My decision to post about this is not a woe-is-me attention seeking plea but rather a public service announcement of sorts. Women around the world, MILLIONS of women struggle with getting pregnant and millions more struggle with going full term. Ideally, the more we talk about this issue, the more we can chip away at the unnecessary stigma that surrounds it, with the end result being that those of us that struggle with loss or infertility feel less alone. I know I’m not alone, I have an amazing circle of friends and family that are basically the whole premise of my website but I also belong to a community of women who I need right now. Women who are brave enough to share their own personal struggles. Women who know what it feels like to be sucker punched in the uterus by well-intended people on the regular.
I know I am young, I know I still have options. I also know that when it happens, I will be an excellent mother. My apologies if you’ve been one of those “dont stress it” advisers and even deeper apologies if you’re one of those people who think asking when Tom and I are going to have kids is socially acceptable small talk. At least now you know it’s not and hopefully, if anything, that is what I accomplish from this very personal and scattered blog. Don’t ask me “when”. Nobody knows when. Maybe this month, maybe in two years. I want to write some uplifting positive-vibes-only crap about how it WILL happen. “One way or another, I WILL be a mother.” But I don’t know that for sure. All my life, if I’ve wanted something I’ve made a plan, took control and made it happen. Well this is something I have zero control over and it sucks. Insert minor temper tantrum here.

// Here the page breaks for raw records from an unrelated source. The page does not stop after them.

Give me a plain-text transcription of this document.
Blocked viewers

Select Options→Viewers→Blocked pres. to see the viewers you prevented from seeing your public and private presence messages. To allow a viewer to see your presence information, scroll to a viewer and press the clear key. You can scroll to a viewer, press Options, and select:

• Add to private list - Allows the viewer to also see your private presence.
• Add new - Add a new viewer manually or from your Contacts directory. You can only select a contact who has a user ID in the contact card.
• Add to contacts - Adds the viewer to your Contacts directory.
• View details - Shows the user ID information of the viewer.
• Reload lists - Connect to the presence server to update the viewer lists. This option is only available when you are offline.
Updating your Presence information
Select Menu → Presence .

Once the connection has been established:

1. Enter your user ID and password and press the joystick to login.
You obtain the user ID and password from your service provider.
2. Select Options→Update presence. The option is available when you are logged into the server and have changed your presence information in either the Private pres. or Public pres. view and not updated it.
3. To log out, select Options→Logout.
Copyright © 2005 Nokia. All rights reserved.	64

It took some back and forth mental battle about opening up about this, some women probably prefer to keep it private and that is their prerogative. To the women who know what if feels like to ache for something so bad and be constantly reminded that your body is failing you, I want you to know you are not alone. I don’t have advice, I don’t have a solution but I do have an open ear and a bottle of wine. I mean… if we can’t get knocked up, at least we can drink!